Need an oil change? Don't get ripped off at your next visit

Do you want to walk out of a repair shop knowing you got a valuable deal on an oil...

Do you want to walk out of a repair shop knowing you got a valuable deal on an oil change? These five easy steps can help you get your money's worth. As with anything associated with your vehicle, read your owner's manual to find the ideal recommendations.

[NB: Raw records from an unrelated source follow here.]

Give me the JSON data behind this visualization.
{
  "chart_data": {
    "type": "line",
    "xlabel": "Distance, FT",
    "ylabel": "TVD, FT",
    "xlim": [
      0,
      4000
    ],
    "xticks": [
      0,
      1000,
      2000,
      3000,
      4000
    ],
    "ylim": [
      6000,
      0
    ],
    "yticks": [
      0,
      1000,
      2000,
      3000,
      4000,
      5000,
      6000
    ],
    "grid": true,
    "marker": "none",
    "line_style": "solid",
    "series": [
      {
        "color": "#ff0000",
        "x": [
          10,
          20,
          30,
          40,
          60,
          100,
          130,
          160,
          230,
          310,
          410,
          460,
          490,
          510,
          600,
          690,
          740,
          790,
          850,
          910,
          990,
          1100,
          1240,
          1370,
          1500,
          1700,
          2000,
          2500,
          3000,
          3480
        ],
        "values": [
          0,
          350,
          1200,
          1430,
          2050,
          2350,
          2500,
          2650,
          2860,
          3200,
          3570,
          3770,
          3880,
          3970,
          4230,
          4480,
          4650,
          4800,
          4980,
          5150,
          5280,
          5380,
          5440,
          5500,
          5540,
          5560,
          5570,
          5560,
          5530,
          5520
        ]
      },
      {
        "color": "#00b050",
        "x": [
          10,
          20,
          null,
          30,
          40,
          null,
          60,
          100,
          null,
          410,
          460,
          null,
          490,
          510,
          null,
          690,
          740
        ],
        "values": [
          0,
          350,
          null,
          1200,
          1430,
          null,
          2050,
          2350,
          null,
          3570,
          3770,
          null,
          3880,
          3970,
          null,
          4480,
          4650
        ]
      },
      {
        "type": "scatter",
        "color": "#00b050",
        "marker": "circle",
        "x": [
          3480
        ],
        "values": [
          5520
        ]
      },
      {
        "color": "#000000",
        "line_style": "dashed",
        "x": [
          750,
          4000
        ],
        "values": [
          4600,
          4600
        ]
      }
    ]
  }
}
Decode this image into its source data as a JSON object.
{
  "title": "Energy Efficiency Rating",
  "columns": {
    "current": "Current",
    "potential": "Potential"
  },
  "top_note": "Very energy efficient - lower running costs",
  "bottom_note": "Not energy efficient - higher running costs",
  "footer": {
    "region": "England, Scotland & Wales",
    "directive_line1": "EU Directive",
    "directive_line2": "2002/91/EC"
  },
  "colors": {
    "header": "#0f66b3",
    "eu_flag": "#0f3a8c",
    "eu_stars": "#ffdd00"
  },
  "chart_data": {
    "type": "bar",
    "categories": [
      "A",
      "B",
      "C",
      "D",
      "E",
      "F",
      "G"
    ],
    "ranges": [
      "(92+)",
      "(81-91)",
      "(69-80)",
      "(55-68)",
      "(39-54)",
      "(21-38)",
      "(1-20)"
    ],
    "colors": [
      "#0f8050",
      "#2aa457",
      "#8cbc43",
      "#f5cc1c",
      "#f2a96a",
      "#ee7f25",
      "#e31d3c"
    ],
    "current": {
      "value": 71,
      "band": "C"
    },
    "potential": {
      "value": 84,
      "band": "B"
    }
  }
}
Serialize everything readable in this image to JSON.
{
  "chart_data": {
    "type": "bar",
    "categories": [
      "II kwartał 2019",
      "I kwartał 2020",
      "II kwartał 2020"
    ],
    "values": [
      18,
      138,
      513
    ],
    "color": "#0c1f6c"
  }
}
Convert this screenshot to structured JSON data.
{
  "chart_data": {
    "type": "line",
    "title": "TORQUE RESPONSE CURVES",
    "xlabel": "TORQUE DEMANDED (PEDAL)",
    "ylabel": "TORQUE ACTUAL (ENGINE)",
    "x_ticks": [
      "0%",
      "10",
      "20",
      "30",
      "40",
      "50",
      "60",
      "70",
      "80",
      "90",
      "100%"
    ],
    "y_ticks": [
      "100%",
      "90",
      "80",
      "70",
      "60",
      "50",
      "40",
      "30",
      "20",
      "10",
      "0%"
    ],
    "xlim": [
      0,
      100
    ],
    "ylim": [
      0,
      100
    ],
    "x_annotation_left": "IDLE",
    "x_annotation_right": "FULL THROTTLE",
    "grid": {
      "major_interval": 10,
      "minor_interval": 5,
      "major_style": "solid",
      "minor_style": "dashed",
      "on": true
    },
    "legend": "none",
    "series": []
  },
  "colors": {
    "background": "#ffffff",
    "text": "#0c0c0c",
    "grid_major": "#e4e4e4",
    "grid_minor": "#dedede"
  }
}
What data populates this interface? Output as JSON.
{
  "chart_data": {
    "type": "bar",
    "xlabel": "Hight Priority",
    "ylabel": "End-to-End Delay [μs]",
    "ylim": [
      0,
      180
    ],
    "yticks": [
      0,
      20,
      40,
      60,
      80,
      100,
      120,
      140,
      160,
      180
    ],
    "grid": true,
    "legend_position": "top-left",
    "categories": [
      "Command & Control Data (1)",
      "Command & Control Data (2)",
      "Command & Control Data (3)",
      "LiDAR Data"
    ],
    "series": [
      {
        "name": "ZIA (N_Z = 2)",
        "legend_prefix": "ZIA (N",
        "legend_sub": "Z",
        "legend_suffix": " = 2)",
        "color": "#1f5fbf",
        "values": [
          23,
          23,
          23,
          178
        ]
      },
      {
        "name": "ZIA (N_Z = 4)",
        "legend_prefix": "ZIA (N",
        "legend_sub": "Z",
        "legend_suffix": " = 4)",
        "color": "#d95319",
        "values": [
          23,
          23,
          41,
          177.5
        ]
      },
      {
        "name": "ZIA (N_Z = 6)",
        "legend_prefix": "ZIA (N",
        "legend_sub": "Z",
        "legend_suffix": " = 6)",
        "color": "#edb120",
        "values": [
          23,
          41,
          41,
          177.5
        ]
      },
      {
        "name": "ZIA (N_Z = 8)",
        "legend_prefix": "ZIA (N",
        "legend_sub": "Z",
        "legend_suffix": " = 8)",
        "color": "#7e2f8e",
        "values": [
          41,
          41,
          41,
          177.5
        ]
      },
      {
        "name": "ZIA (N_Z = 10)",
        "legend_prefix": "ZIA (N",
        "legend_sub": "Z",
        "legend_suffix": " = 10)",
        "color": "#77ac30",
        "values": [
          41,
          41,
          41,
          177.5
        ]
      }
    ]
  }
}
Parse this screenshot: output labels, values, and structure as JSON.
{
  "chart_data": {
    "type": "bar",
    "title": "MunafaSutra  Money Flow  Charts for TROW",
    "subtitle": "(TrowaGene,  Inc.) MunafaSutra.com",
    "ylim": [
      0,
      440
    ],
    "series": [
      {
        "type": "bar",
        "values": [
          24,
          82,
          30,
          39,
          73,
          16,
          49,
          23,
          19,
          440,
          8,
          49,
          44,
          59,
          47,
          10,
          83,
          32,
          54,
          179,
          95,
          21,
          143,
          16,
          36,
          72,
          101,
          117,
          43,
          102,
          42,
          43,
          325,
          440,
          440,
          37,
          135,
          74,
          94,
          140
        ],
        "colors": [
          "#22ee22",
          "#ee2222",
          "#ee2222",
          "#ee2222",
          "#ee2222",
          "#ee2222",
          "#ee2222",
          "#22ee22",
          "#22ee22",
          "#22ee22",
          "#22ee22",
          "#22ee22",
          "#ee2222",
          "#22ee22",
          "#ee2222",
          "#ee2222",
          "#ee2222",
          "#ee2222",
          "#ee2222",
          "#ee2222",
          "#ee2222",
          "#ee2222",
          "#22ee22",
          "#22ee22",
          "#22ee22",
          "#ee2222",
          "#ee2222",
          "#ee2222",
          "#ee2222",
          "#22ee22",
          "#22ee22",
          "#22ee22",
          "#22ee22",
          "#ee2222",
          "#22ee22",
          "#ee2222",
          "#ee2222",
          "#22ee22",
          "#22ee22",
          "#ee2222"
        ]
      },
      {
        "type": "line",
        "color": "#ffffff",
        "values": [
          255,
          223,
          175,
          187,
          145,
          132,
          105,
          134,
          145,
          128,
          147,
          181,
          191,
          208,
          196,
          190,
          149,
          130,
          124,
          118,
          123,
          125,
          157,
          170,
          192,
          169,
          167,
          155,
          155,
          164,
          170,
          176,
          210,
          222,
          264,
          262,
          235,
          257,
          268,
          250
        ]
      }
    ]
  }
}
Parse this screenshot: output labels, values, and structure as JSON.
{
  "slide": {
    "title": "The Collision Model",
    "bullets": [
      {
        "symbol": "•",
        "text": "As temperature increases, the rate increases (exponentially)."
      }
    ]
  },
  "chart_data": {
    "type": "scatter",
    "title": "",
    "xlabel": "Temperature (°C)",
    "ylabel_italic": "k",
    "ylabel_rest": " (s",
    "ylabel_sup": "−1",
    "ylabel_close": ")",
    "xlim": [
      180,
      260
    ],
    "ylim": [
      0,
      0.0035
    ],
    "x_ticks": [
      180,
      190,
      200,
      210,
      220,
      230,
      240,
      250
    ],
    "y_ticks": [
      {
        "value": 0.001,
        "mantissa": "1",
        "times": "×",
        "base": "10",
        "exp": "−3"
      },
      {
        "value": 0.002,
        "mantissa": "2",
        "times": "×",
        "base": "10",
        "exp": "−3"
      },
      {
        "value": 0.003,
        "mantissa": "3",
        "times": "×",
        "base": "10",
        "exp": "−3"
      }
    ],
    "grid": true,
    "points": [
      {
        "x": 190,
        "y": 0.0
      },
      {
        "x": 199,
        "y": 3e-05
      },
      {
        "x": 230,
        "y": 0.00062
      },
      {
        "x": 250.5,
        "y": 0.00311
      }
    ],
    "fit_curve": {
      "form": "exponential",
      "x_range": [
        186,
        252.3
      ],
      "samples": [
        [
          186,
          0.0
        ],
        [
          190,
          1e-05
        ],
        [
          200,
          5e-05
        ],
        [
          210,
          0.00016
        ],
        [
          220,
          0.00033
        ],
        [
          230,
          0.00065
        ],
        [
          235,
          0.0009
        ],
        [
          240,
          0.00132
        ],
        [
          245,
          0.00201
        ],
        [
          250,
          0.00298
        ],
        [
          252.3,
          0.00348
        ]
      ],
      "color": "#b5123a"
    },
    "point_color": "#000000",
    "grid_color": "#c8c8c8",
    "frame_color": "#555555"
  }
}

  1. Type of oil: You'll have a much easier time at the mechanic when you know your vehicle thoroughly, especially the type of oil it needs. Not knowing whether your car takes 5W20 or 5W30, and allowing the shop to decide which to use, can lead to you paying more than you anticipated. Check your vehicle's owner manual to read what type of motor oil is recommended.
  2. The 3,000-mile myth: From the time you first drove a car, you were taught that an oil change happens every 3,000 miles or three months. But with the advancements of engines and driving habits, those parameters have changed. Some vehicles can go 6,000 miles between oil changes. Check your manual for your vechile's limits. Most newer models have a warning indicator to alert drivers to change the oil. A good rule of thumb: When that light or warning flashes, get your oil changed within two gas fill ups.
  3. Oil filter: When your vehicle receives a basic oil change, two things happen: The old oil is replaced and filled while a new oil filter is installed. You might think your favorite mechanic is a stickler for details, but no one's perfect. He might have overlooked changing the oil filter while handing you the keys to your car. Check your manual to locate the oil filter and, if possible, use a marker to draw an "X" on your old oil filter before you head to the shop. After the service, if you see the "X" on the filter, it's the old one, and your mechanic has some explaining to do.
  4. The other filters: You might have been there. You're sitting in the waiting area as a mechanic strolls in with your air filter to explain how it's dirty and needs replacing. Or you're overdue for a transmission flush. Or your brake pads are worn and your serpentine belt is about to snap. Before you panic and submit to any extra, unintended charges, remember those aforementioned parts have a shelf life and it's found in your owner's manual. Know the mile limit on every filter, fluid and part in your vehicle so you can tell the mechanic what needs to be replaced, instead of the other way around.
  5. Shop around: You've read your manual and know your vehicle inside and out. Now, it's time to browse through a directory of Atlanta-area mechanics for a reasonable price. Check for specials such as discounted prices or free inspections.

Using these tips will help you get the most out of a routine oil change. Finding a reliable mechanic to perform this job can lead to a great relationship that is helpful if you run into future car troubles.